First of all, if your research progress is slowed by fear of statistics, your are certainly not alone. Being afraid to “mess-up” your stats, and thus your project, is a common lament. But I’m here to tell you that your project is not that fragile! Once your data is collected, entered, cleaned, and ready for analysis, it is time for excitement, not concern! The golden rule here is: BACK UP. I’ll say it again: BACK UP. In case I haven’t been clear so far BACK UP! By this I mean back up your data. Make double, triple, and quadruple copies of your dataset and KEEP THEM IN DIFFERENT PLACES (e.g. on a server, on an external hard drive, on a flash drive…etc). It doesn’t do much good to keep back up copies in the same place as your original, because if something goes wrong where your data is located, the back up copies are likely toast too!
Backing up your data aside, there is little else than can go catastrophically wrong with your analysis. Let this knowledge give you the courage to jump-in and work with your data. “Figuring it out” is a valuable part of the analytic process and can leave one well prepared to answer their research questions. I often joke that when things go “too smoothly” during analysis, I likely got lucky somewhere along the way and I may not be so lucky next time. How will I know how to deal with the road blocks of data analysis if they’ve never come-up before?
Armed with the knowledge that each road block gets you closer to the answers to your research questions, fire-up SPSS (or your preferred statistical package), bust-out your stats class notes and stop being afraid to screw it up, because everything can be undone. After all, you’ve backed-up!
Warning, this blog will be short, sweet, and a bit pithy. The two most common questions that I receive about statistical analyses, no matter what kind or purpose, is: “Am I doing it right?” or “Am I allowed to…(fill-in a variation of a common analysis here)?” My response to these questions is usually: “Sure, you can do whatever you want, but what will it mean if you do?” I’ve said for a few years now that I don’t see statistics as being about find truths, but instead I see it as being about building arguments. The critical things is that you understand the impact of your statistical decisions.
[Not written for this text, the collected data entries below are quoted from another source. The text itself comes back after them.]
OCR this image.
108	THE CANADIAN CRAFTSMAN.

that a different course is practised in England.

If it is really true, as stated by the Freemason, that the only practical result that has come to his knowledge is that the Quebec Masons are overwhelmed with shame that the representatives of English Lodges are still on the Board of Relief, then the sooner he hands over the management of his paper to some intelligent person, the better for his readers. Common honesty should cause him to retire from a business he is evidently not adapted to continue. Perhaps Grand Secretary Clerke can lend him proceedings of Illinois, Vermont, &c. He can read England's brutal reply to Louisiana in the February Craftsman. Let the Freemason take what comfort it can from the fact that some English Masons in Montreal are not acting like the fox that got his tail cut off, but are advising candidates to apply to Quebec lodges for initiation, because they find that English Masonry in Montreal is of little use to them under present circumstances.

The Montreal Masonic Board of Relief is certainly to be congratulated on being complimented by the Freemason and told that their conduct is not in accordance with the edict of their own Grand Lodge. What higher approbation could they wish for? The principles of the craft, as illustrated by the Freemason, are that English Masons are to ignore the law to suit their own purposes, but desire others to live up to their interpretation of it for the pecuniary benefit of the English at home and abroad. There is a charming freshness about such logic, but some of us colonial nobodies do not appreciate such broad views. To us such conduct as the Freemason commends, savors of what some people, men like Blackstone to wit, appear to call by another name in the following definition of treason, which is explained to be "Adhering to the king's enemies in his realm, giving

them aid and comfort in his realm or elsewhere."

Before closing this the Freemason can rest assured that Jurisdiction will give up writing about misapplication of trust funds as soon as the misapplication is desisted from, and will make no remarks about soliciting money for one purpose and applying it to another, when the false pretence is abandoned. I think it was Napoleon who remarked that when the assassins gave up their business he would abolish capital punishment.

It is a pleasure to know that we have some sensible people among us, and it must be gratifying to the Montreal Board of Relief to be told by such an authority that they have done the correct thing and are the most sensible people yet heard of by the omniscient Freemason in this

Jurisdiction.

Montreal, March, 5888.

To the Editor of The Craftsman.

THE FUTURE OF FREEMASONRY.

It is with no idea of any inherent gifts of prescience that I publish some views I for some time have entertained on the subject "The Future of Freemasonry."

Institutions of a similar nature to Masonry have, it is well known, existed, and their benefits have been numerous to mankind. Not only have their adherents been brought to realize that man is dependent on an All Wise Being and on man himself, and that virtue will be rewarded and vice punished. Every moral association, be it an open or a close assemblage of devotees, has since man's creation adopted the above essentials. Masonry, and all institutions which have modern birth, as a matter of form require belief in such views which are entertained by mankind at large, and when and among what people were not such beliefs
Just like your high school math teachers told you, you must learn the rules before you can know when it is useful to break them. The same is true when building arguments with statistics. There aren’t many things you can do when running a statistical analysis that are inherently “wrong”. However, it is critical that you remain aware of the consequences or your statistical decisions. Next time you find yourself wondering if you are “allowed to” or are “supposed to” do something in an analysis that is not what is typically done, stop yourself from asking those questions and consider what would be different if you did it, and what would it mean for your interpretation?
Transformations: statistical voodoo or truth serum for your data?
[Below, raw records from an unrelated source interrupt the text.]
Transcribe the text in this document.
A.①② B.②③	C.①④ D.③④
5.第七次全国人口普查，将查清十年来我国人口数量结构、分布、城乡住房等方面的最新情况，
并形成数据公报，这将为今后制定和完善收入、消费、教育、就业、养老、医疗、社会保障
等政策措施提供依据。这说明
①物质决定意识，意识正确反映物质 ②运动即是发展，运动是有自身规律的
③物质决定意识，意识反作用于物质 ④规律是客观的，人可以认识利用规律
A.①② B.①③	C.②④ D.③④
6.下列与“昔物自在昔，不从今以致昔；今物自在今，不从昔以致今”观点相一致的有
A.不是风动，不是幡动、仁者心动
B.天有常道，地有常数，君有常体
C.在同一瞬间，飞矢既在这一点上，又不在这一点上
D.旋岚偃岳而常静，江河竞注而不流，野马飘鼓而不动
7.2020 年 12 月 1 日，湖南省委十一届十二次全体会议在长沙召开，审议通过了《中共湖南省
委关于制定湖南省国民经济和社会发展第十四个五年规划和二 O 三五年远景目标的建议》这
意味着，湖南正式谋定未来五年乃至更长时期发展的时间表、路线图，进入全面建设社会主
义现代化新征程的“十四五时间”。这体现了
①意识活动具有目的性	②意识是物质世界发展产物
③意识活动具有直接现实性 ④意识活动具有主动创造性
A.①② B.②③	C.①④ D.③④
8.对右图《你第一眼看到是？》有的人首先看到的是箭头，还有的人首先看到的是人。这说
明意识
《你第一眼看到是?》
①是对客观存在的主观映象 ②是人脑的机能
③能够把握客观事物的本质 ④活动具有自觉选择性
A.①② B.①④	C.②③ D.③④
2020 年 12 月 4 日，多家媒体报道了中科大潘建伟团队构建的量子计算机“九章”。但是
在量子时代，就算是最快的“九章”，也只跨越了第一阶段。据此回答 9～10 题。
Anyone that has taken a statistics class has probably learned about transforming data, at one time or another (although you may be in denial about it). In short, you may want to transform your data if you need to perform a parametric analysis, but the inherent assumptions are violated in your dataset. While this seems simple enough, many researchers are hesitant to employ this tactic of handling non-normally distributed data. Often, they can’t quite put their finger on and what bothers them about it, but the idea of “artificially changing their data” leaves many feeling uneasy.
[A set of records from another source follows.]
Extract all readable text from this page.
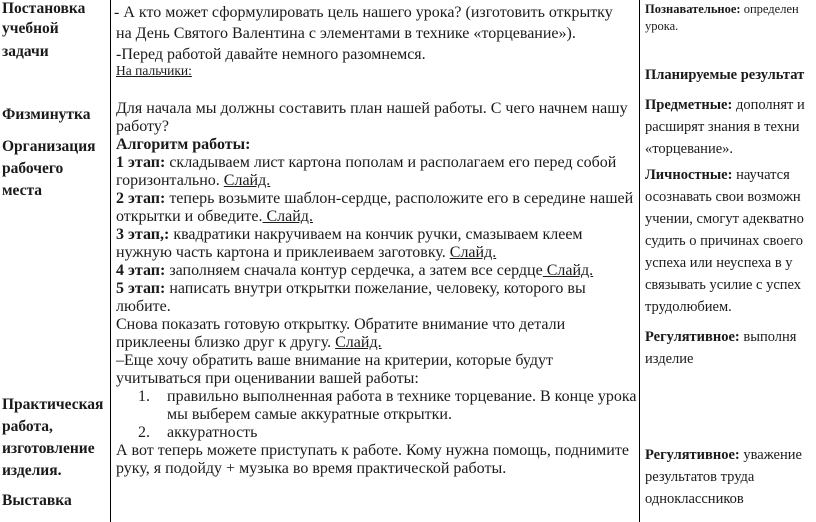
Постановка
учебной
задачи
Физминутка
Организация
рабочего
места
Практическая
работа,
изготовление
изделия.
Выставка
- А кто может сформулировать цель нашего урока? (изготовить открытку
на День Святого Валентина с элементами в технике «торцевание»).
-Перед работой давайте немного разомнемся.
На пальчики:
Для начала мы должны составить план нашей работы. С чего начнем нашу
работу?
Алгоритм работы:
1 этап: складываем лист картона пополам и располагаем его перед собой
горизонтально. Слайд.
2 этап: теперь возьмите шаблон-сердце, расположите его в середине нашей
открытки и обведите. Слайд.
3 этап,: квадратики накручиваем на кончик ручки, смазываем клеем
нужную часть картона и приклеиваем заготовку. Слайд.
4 этап: заполняем сначала контур сердечка, а затем все сердце Слайд.
5 этап: написать внутри открытки пожелание, человеку, которого вы
любите.
Снова показать готовую открытку. Обратите внимание что детали
приклеены близко друг к другу. Слайд.
–Еще хочу обратить ваше внимание на критерии, которые будут
учитываться при оценивании вашей работы:
1. правильно выполненная работа в технике торцевание. В конце урока
мы выберем самые аккуратные открытки.
2. аккуратность
А вот теперь можете приступать к работе. Кому нужна помощь, поднимите
руку, я подойду + музыка во время практической работы.
Познавательное: определен
урока.
Планируемые результат
Предметные: дополнят и
расширят знания в техни
«торцевание».
Личностные: научатся
осознавать свои возможн
учении, смогут адекватно
судить о причинах своего
успеха или неуспеха в у
связывать усилие с успех
трудолюбием.
Регулятивное: выполня
изделие
Регулятивное: уважение
результатов труда
одноклассников
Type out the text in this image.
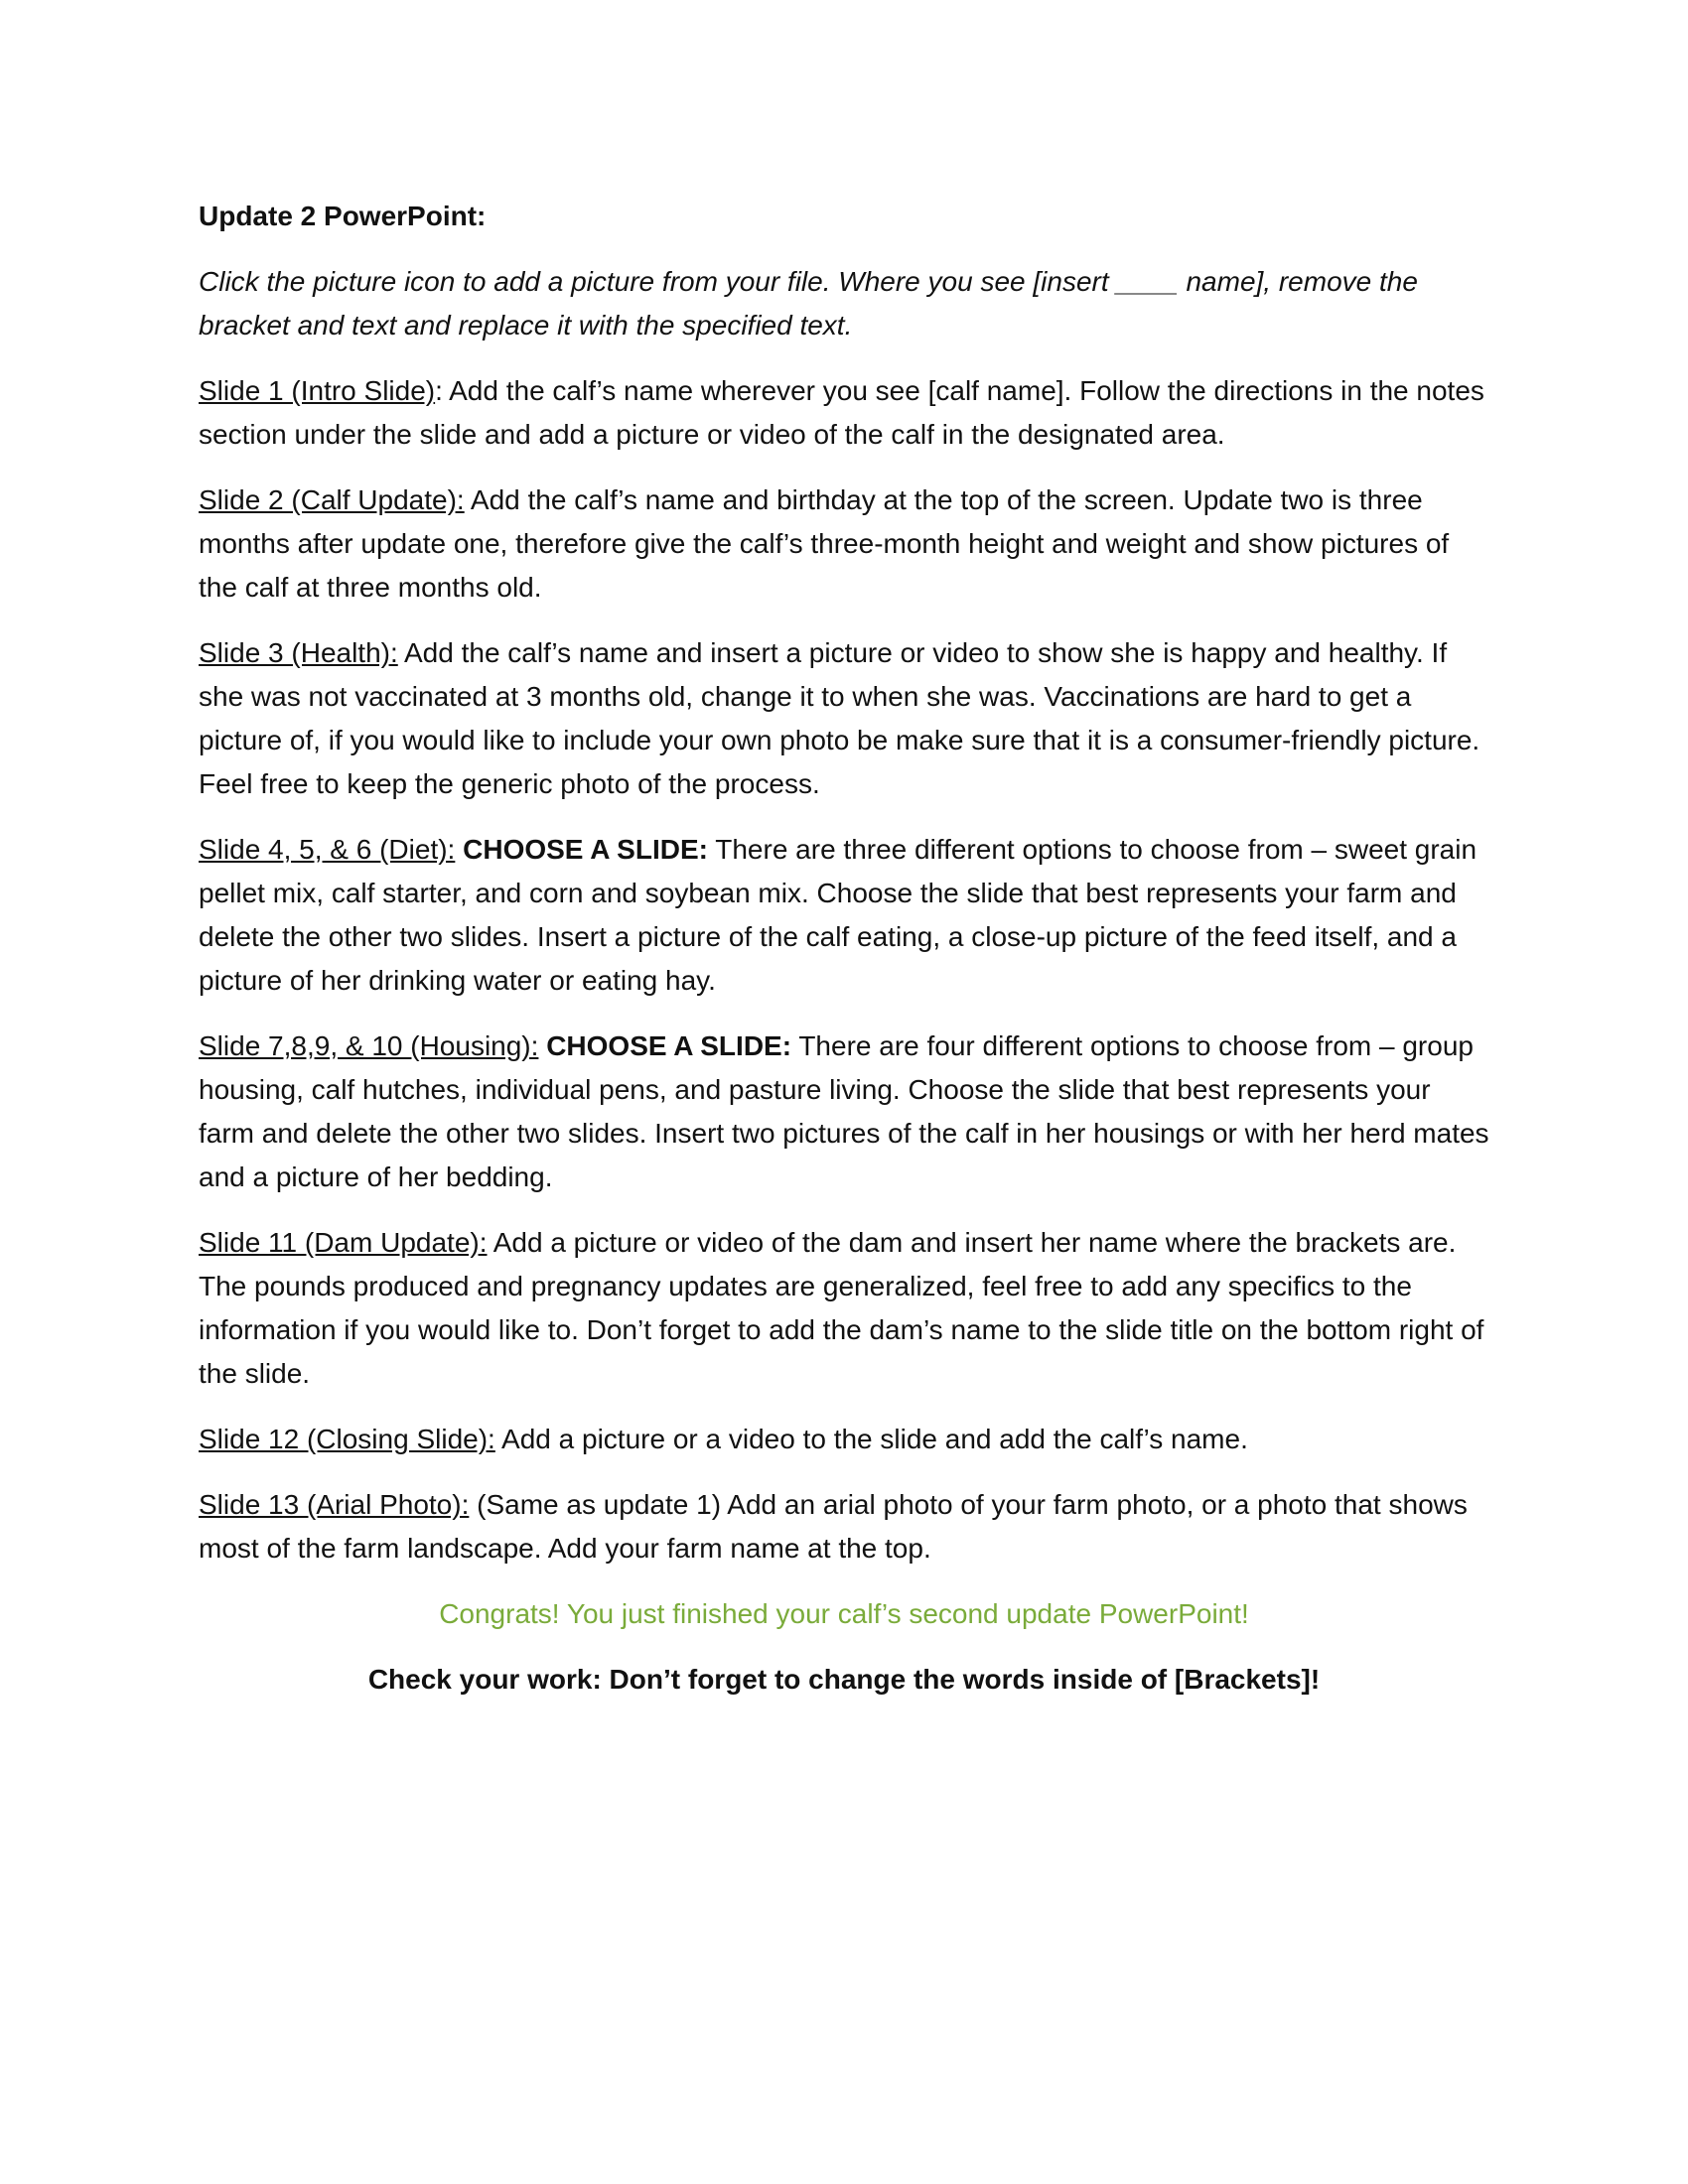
Update 2 PowerPoint:

Click the picture icon to add a picture from your file. Where you see [insert ____ name], remove the bracket and text and replace it with the specified text.

Slide 1 (Intro Slide): Add the calf’s name wherever you see [calf name]. Follow the directions in the notes section under the slide and add a picture or video of the calf in the designated area.

Slide 2 (Calf Update): Add the calf’s name and birthday at the top of the screen. Update two is three months after update one, therefore give the calf’s three-month height and weight and show pictures of the calf at three months old.

Slide 3 (Health): Add the calf’s name and insert a picture or video to show she is happy and healthy. If she was not vaccinated at 3 months old, change it to when she was. Vaccinations are hard to get a picture of, if you would like to include your own photo be make sure that it is a consumer-friendly picture. Feel free to keep the generic photo of the process.

Slide 4, 5, & 6 (Diet): CHOOSE A SLIDE: There are three different options to choose from – sweet grain pellet mix, calf starter, and corn and soybean mix. Choose the slide that best represents your farm and delete the other two slides. Insert a picture of the calf eating, a close-up picture of the feed itself, and a picture of her drinking water or eating hay.

Slide 7,8,9, & 10 (Housing): CHOOSE A SLIDE: There are four different options to choose from – group housing, calf hutches, individual pens, and pasture living. Choose the slide that best represents your farm and delete the other two slides. Insert two pictures of the calf in her housings or with her herd mates and a picture of her bedding.

Slide 11 (Dam Update): Add a picture or video of the dam and insert her name where the brackets are. The pounds produced and pregnancy updates are generalized, feel free to add any specifics to the information if you would like to. Don’t forget to add the dam’s name to the slide title on the bottom right of the slide.

Slide 12 (Closing Slide): Add a picture or a video to the slide and add the calf’s name.

Slide 13 (Arial Photo): (Same as update 1) Add an arial photo of your farm photo, or a photo that shows most of the farm landscape. Add your farm name at the top.

Congrats! You just finished your calf’s second update PowerPoint!

Check your work: Don’t forget to change the words inside of [Brackets]!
As a researcher myself, I can relate, as many of the same people that preach the importance of considering analysis assumptions also teach us to feverishly protect the integrity of our data. However, for many of us I believe this may be where our methodological good -intentions lead us astray. While protecting the integrity of our data is indeed of paramount importance, transforming variables for the purposes of reaching normality of distribution is unfairly characterized as a threat to this integrity. In fact, one could easily argue that making inferences from results that are biased by non-normally distributed variables may be a greater threat to the integrity of your data and analysis than any transformation. It is perfectly reasonable for a well-intentioned researcher to worry about the consequences of transformation and for them to be wary of a transformation that subsequently brings a significant result where one once was not present. However, that researcher should rest their worries on the realization that an appropriately applied transformation of data generally raises the likelihood that their test of significance is UNBIASED, while it DOES NOT typically raise the likelihood that one will find significance in the absence of a true relationship (type I error). When no true relationship exists between two variables, a test is no more likely to find significance when its variables are transformed than it is when they are not.
From a pragmatic perspective, using transformation offers the benefit of allowing a researcher to utilize the techniques that they are familiar with and more likely to apply in their current situation, while minimizing the potential bias non-normally distributed data. In many cases, depending on the type of analysis being used and the design of your study, alternative and possibly more sophisticated techniques may exist for dealing with non-normal data. However, many of these techniques require substantial statistical experience and may be intimidating to many seeking to deal with their assumption problems. While transformation is surely not the answer to all problems with assumptions, or even non-normal data, it is far from “voodoo” and is an attractive alternative to turning a blind-eye to the distribution of the data.